Overview
- A scalable audit of four production systems (GPT-4o, GPT-4o-mini, Llama-4-Scout and DeepSeek-V3) reports that 4.2% of generated programs contained malicious URLs, consistent with training-data poisoning.
- A black-box replication pipeline shows that exposing top‑k logits can enable cloning by reconstructing the output projection matrix with under 10,000 queries and completing distillation in under 24 GPU hours.
- Retrieval proposals target robustness and latency, with AnchorRAG coordinating multi‑agent knowledge‑graph search, REFRAG cutting time‑to‑first‑token by up to 30.85× in long‑context RAG, and EviNote‑RAG boosting F1 by 20–91% on QA benchmarks via evidence notes.

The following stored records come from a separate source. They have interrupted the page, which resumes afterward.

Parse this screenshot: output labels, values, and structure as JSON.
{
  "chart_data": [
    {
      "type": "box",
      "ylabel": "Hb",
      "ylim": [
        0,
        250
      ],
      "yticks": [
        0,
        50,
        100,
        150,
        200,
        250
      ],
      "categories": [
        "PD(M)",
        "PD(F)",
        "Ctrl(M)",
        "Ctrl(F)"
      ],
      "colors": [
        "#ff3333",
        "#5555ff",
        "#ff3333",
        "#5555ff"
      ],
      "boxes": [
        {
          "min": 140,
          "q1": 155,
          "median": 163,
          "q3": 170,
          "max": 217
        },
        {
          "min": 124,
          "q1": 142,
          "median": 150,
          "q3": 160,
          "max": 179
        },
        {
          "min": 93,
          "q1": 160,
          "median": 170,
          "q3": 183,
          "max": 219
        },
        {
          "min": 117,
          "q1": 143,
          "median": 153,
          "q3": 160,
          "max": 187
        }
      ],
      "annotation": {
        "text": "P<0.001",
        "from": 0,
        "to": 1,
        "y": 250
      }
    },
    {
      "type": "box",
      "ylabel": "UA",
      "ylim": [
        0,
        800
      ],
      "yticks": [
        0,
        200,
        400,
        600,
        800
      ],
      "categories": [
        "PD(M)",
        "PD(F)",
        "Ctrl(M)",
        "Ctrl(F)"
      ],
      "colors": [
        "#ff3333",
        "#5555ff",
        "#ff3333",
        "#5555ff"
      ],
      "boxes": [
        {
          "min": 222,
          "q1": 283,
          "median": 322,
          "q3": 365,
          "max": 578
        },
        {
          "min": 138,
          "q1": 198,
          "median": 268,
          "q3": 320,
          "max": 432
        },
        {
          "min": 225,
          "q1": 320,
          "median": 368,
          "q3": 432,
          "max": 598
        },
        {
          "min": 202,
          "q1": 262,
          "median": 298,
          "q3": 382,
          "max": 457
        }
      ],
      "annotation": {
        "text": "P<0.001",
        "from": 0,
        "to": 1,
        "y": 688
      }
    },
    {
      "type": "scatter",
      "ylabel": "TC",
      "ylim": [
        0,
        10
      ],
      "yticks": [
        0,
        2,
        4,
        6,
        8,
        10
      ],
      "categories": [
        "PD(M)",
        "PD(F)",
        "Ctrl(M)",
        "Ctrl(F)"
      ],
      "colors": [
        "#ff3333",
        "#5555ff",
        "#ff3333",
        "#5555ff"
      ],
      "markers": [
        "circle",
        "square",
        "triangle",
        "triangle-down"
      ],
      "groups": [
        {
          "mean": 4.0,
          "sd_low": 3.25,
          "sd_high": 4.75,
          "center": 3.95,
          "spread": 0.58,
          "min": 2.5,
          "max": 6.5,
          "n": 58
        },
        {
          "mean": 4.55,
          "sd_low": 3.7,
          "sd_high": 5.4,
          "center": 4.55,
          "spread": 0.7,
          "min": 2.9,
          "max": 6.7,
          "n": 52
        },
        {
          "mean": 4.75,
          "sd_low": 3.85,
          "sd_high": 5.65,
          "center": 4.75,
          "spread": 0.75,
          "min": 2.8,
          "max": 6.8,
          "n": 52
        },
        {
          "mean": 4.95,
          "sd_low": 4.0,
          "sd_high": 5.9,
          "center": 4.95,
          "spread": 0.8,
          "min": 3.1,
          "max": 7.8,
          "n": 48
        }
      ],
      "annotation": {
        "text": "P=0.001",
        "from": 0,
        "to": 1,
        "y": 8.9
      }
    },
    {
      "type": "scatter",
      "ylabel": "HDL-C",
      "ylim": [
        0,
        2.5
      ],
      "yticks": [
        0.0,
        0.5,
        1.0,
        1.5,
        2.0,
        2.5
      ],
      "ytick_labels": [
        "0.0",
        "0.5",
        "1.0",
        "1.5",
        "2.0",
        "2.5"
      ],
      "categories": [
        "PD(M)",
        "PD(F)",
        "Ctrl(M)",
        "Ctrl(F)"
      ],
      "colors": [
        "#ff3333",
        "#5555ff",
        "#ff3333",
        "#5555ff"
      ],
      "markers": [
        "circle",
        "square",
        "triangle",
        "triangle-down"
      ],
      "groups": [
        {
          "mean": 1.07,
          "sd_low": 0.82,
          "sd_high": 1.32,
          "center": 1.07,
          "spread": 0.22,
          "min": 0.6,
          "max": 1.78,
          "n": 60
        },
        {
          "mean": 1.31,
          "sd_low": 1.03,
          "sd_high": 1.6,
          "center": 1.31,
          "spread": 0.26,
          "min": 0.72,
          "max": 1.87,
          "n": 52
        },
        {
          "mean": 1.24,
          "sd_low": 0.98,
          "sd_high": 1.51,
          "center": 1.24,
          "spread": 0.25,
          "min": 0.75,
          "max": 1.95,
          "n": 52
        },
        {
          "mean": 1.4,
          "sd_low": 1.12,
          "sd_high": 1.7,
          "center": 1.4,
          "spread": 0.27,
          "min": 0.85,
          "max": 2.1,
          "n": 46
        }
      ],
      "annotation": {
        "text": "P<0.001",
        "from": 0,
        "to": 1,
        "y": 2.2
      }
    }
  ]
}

- Evaluation and mitigation studies find behavior shifts under “deploy‑like” rewrites that raise honesty and refusals (StealthEval), introduce a hierarchical jailbreak benchmark (Strata‑Sword), and report up to 26.41% absolute bias reduction using an inference‑time decoding layer (AMBEDKAR).
- Domain efforts expand with legal and cultural benchmarks (KoBLEX, PalmX), a time‑series suite (TSAIA), and applied advances showing small on‑device models trained with closed‑loop RL can surpass larger cloud models on control tasks (RobotxR1).